In this blog we want to concentrate on some of Necurs’s more notable techniques for accomplishing these goals.
- Necurs provides a command option system which uses an obfuscated method for determining which commands are valid. The full Necurs command structure appears as follows:
Figure 1: Necurs command structure
The Key1 and Key2 are fixed values representing the actual command. If a function is built into the Necurs instance, both fixed key values can be found in memory. Figure 2 shows how the Necurs command system works:
Figure 2: Necurs command search
The bNecurs_CmdSearchA() function is in charge of the Necurs command validation. This function takes four parameters: Skey1 and Skey2 are the command keywords to search, and OUT_Buf and OUT_BufLen are the carriers for the actual command buffer.
Different Necurs variants have different key data; however, the Skey1 and Skey2 are fixed values in all of the variants in charge of checking if the key data exists. The bNecurs_CmdSearchA() function returns true if Skey1 and Skey2 are found, which indicates this command is implemented in the particular Necurs variant.
Some of the translated Necurs keys are as follows:
Figure 3: Necurs-specific command key values
Necurs uses what appear to be randomly numbered keys to identify if a command needs to be functional. Given the lack of readability of the keys, it follows that the Necurs author(s) maintains some kind of interface to facilitate both the identification and enabling of commands. The author has a full Necurs command list and the attacker has the option to enable some of them or not. Necurs doesn’t want its commands to be easily recognized by the antivirus researcher, so the command keys appear to be random numbers, garbage code or obfuscated code.
- A troubleshooting/bug report module is implemented in Necurs using an exception handling mechanism.
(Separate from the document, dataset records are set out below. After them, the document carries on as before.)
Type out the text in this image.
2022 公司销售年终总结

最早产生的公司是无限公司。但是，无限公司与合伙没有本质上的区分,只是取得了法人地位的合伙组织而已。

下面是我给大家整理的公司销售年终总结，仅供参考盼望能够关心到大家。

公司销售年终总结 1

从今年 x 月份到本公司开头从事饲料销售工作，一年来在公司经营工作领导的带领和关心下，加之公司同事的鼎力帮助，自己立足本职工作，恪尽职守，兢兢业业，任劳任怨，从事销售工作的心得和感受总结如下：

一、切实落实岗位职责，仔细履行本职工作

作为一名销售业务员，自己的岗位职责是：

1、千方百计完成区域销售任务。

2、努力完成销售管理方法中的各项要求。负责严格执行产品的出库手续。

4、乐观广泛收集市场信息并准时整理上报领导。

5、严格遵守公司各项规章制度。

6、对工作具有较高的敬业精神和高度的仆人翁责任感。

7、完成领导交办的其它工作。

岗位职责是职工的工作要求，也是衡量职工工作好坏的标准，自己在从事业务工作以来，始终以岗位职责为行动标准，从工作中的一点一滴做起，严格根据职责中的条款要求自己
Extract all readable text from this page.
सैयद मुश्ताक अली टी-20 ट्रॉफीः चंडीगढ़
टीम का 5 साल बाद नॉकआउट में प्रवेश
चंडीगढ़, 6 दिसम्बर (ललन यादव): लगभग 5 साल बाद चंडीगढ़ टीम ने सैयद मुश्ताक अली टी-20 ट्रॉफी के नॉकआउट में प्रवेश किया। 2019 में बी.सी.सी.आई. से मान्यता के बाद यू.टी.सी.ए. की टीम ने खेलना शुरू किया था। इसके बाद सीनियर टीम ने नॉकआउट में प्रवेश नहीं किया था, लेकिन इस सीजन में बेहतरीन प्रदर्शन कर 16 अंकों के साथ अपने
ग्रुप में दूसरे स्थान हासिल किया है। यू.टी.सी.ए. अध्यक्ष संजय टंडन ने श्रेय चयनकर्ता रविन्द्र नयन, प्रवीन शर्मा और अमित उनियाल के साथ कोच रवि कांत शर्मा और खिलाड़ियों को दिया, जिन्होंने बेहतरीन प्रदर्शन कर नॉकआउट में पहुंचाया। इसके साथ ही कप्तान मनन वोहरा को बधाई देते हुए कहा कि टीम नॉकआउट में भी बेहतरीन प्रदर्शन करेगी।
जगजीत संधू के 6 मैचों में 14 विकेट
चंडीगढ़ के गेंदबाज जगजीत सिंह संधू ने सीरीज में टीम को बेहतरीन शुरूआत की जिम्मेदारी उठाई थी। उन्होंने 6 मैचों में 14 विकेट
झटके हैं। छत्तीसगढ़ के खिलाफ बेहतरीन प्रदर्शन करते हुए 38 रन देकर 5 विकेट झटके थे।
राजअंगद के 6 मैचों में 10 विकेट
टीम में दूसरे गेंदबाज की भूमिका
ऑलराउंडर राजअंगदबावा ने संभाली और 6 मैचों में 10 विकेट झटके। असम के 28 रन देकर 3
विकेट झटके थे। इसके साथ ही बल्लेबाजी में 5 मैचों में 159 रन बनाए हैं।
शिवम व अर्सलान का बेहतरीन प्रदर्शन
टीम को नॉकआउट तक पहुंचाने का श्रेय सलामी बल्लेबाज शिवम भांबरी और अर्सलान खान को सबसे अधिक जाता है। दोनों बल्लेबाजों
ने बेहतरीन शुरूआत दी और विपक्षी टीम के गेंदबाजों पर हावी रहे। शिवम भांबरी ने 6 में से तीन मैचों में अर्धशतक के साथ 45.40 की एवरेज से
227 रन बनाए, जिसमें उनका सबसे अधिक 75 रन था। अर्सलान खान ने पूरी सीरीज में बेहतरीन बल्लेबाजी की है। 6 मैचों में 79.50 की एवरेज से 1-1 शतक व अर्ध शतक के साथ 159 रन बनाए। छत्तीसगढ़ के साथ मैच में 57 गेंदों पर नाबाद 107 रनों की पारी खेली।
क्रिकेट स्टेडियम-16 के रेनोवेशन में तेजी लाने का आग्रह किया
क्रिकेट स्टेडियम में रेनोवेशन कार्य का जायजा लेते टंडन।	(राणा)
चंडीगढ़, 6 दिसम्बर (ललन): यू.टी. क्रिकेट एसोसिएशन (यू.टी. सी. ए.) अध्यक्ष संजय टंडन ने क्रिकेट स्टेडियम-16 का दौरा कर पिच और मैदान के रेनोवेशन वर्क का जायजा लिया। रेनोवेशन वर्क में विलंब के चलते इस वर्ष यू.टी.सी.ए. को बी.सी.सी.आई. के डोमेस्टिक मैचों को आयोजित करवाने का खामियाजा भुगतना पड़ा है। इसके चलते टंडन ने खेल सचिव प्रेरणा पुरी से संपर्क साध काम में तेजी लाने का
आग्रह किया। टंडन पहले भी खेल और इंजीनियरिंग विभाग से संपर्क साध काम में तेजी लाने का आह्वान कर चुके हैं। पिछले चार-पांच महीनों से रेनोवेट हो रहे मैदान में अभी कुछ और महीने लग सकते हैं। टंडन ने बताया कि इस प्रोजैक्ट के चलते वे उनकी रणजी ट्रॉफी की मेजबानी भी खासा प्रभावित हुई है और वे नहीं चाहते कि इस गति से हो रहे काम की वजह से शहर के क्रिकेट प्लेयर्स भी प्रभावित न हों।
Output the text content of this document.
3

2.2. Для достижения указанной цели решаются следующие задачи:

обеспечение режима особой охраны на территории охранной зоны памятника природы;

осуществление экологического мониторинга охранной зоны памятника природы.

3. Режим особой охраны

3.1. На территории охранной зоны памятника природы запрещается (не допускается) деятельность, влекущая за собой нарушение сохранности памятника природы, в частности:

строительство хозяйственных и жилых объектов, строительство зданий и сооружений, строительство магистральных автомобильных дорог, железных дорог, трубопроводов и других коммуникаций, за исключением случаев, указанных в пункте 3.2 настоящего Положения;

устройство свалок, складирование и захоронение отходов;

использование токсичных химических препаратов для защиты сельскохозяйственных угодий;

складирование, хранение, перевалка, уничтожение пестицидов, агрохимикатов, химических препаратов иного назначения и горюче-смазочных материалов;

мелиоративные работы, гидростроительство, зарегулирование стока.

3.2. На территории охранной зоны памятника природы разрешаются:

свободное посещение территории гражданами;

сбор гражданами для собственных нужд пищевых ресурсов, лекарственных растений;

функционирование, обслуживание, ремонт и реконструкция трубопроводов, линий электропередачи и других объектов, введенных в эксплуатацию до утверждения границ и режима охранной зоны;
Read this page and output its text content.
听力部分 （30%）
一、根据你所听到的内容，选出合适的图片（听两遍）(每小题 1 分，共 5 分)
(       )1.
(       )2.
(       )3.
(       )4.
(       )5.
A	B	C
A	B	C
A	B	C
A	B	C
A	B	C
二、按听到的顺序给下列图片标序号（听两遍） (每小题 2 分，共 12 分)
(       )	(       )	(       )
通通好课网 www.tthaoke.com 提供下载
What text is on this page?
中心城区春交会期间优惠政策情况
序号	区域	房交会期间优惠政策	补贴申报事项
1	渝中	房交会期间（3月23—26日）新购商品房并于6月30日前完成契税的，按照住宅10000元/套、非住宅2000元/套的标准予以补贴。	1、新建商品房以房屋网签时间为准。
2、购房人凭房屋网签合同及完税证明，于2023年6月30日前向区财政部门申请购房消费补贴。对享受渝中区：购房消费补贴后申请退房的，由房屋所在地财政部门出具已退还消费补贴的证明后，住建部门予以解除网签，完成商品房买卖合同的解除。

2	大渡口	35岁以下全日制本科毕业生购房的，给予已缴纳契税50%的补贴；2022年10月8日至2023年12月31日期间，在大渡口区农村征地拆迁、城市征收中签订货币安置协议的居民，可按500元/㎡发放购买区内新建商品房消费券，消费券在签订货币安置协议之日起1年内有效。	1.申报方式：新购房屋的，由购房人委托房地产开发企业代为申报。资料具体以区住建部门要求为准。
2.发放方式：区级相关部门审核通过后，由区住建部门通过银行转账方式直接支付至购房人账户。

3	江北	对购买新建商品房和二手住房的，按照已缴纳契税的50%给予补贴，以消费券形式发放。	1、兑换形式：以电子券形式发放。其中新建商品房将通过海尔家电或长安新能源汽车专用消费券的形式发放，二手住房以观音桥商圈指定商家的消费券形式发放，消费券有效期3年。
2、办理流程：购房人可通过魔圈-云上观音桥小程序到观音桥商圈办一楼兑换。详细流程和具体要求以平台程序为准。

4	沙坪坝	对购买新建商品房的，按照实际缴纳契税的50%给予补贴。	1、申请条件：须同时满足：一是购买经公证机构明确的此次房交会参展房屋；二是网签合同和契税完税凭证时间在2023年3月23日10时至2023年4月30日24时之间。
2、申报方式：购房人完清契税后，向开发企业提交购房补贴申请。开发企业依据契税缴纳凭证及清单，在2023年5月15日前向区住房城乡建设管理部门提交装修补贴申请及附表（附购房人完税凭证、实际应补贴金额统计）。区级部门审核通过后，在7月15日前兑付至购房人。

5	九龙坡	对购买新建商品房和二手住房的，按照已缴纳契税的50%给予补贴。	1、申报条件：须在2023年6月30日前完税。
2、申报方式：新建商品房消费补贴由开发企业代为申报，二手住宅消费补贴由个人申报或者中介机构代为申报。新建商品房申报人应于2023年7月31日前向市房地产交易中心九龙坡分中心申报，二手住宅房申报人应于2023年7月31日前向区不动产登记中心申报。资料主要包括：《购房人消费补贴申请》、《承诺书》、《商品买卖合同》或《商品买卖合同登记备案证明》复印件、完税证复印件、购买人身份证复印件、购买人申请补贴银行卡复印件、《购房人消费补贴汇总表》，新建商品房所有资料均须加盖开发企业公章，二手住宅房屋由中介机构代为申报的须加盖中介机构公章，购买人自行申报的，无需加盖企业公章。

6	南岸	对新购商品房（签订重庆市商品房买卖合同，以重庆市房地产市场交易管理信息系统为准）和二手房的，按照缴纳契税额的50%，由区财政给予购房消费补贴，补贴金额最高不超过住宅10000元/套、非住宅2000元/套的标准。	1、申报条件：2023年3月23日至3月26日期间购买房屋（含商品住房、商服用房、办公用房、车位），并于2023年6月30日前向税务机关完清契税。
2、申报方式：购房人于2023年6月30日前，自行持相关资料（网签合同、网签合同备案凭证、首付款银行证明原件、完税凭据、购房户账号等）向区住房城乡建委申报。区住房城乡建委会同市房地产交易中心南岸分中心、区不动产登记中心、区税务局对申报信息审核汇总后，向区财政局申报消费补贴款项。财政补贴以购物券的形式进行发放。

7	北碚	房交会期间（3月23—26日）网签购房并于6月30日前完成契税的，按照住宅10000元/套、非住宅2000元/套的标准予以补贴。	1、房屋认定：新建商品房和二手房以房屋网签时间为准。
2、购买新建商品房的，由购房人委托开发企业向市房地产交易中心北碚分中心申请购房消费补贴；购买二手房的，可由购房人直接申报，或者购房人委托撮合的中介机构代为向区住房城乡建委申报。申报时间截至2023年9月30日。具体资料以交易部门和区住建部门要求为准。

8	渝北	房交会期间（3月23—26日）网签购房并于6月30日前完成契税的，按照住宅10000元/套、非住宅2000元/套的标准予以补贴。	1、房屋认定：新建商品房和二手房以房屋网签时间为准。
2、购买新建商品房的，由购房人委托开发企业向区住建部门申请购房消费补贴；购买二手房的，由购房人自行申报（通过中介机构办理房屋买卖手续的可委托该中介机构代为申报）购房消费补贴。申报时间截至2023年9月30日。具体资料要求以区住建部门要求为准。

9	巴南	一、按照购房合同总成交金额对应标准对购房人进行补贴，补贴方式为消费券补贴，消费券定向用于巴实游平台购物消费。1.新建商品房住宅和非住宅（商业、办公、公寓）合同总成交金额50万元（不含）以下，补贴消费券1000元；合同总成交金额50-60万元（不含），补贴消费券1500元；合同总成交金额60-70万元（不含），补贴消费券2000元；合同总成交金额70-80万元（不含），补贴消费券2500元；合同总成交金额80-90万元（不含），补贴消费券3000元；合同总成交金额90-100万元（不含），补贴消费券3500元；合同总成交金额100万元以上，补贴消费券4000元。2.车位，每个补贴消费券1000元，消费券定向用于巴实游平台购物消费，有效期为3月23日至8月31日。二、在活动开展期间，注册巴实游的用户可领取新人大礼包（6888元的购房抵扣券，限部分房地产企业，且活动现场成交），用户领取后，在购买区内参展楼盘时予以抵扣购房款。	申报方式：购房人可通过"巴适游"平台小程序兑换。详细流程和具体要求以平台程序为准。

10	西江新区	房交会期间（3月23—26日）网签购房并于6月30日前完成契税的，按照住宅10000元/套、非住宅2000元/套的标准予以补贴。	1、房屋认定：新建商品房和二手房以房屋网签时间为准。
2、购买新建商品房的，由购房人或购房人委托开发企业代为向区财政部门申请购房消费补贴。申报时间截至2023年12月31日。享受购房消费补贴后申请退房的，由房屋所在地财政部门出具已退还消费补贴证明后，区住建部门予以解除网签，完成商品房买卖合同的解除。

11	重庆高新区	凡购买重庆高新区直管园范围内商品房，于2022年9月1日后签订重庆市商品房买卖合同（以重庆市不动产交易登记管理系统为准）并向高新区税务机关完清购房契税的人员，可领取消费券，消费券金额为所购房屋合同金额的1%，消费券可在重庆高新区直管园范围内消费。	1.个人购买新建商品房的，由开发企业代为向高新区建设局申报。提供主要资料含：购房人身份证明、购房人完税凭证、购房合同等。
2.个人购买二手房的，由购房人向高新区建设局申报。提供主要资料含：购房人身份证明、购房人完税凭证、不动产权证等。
Figure 4 shows the details:
Figure 4: Necurs troubleshooting/bug reporter module
We can see a top exception handler is set. Information about which error type occurred in which thread and at which address are sent to the Necurs controller domain directly. These records are used by the attacker to locate the buggy module efficiently and improve the malware code to make it more stable.
- It’s no surprise these days that prevalent malware families are using known encryption algorithms such as RC4, MD5 and SHA1 to encrypt/verify their network traffic data when sending or receiving, and Necurs is no exception. Necurs uses MD5 and SHA1 to encrypt/verify its network traffic data when sending or receiving and the sending format is the same as that used by other currently prevalent malware. Figure 5 shows the details:
Figure 5: Necurs application/octet-stream format data
As we can see, Necurs uses the “application/octet-stream“, which is actually a generic content (MIME) type. By using this format, it’s obvious that Necurs wants to maintain receiving its data in a clear view.
- Strong anti-security features are provided by the Necurs driver. The driver has a very clear goal: protecting every Necurs component from being removed. From our monitoring of this threat, we’ve observed that the driver is regularly updated. This driver isn’t just being used by Necurs; we’ve found evidence some rogue families, such as Winwebsec, are also using it. Both 32-bit and 64-bit versions are provided. In order to bypass PatchGuard on 64-bit operating systems, a test-signing method is enabled for this purpose. Figure 6 shows the details:
Figure 6: Enable the TESTSIGNING boot configuration
The TESTSIGNING boot configuration option determines whether Windows Vista and later versions of Windows will load any type of test-signed kernel-mode code. This option is not set by default, which means test-signed kernel-mode drivers will not load by default on 64-bit versions of Windows Vista and later versions of Windows. In order to make its malicious driver load, Necurs runs the BCDEdit command “bcdedit.exe –set TESTSIGNING ON” to enable the TESTSIGNING boot configuration.
Necurs blocks a long list of AV products (see the family description for a comprehensive list of affected products). The method used for blocking is simple but efficient: modify the entry point of the executable image in memory and return an unsuccessful status. Figure 7 shows the details:
Figure 7: Necurs entry point patch code
The eax register represents the entry point. The dwords 0x1B8 and 0x8C2C0 are written to the entry point. The red block above on the right shows the corresponding assembly code.
Finally, we’ve had reports from a number of users stating that they’re having trouble with the Microsoft Security Essentials real time protection option being turned off after their computer has rebooted. We will continue to monitor variants of Necurs in the wild to ensure that users are protected from this threat.